Kaum hatten sie den Wald verlassen, als sich der Wald hinter ihnen schloss und auch den wütenden Schlägen Nelors standhielt. Es blieb ihnen nichts, ausser zurück nach Uld zu reisen und die jungen Frauen ihren Familien zu übergeben."
Kurz hielt er inne, wie um Luft zu holen und sprach dann das Abendgebet:
"Die Welt geht zur Ruhe und das Antlitz unseres Herrn Alamar versinkt hinter dem Horizont. Doch seine Macht schwindet nicht in der Welt, in der drohenden Dunkelheit wird sie nur stärker. Nun ist die Zeit des lichtscheuen Gesindels, aus den dunklen Verstecken hervorzukriechen und seine Untaten zu vollbringen. Nun ist die Zeit der finstren Taten, welche dein Licht scheuen. Nun ist die Zeit für deine Streiter gekommen! Stärke den Arm deiner Kämpfer, auf dass sie allem Bösen, ob von Mensch oder Szivar, ob durch Waffe oder Zauber, Gift oder Verrat, widerstehen können! Gib uns die Kraft, der beginnenden Nacht erhobenen Kopfes entgegenzutreten und dein Licht in die Dunkelheit zu tragen!
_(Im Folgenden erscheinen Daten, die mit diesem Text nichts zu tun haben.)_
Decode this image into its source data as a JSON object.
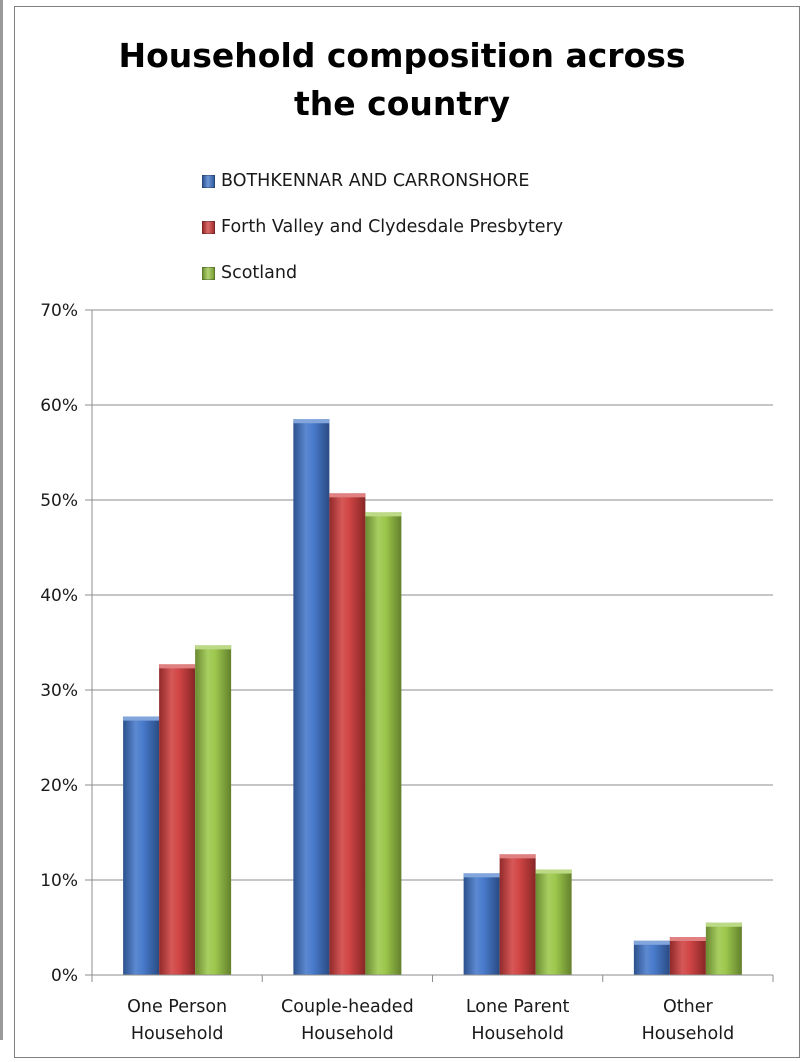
{
  "chart_data": {
    "type": "bar",
    "title_lines": [
      "Household composition across",
      "the country"
    ],
    "categories": [
      [
        "One Person",
        "Household"
      ],
      [
        "Couple-headed",
        "Household"
      ],
      [
        "Lone Parent",
        "Household"
      ],
      [
        "Other",
        "Household"
      ]
    ],
    "series": [
      {
        "name": "BOTHKENNAR AND CARRONSHORE",
        "color": "#3f74c9",
        "values": [
          27.2,
          58.5,
          10.7,
          3.6
        ]
      },
      {
        "name": "Forth Valley and Clydesdale Presbytery",
        "color": "#cf3b3b",
        "values": [
          32.7,
          50.7,
          12.7,
          4.0
        ]
      },
      {
        "name": "Scotland",
        "color": "#98c544",
        "values": [
          34.7,
          48.7,
          11.1,
          5.5
        ]
      }
    ],
    "ylim": [
      0,
      70
    ],
    "yticks": [
      "0%",
      "10%",
      "20%",
      "30%",
      "40%",
      "50%",
      "60%",
      "70%"
    ],
    "grid": true,
    "legend_position": "top"
  }
}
Alamar in der Höhe, erhöre mich!
Alamar in der Höhe, erhöre mich!
Alamar in der Höhe, erhöre mich!"
Stella nickte er zu und dann sagte er zu denen, die teilgenommen hatten: "Wenn ihr wünscht, segne ich euch nun noch im Namen Alamars, bevor wir losziehen." Das Angebot machte er dann bei allen wahr, die zu ihm kamen.
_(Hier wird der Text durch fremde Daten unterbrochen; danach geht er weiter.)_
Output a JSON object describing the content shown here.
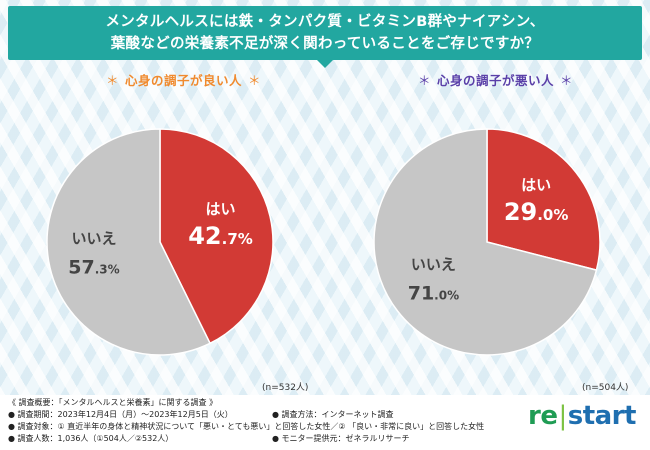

Danach ging er zurück zum Pferd und zog sich eine dunkelrote Tunika, seinen Gambeson und ein altes rotes Barrett an, bevor er wieder sein Schwert umgürtete und sich sein Amulett anzog. Alles Andere ließ er beim Pferd zurück und wandte sich dann wieder an die Gefährten. "Wegen mir können wir los."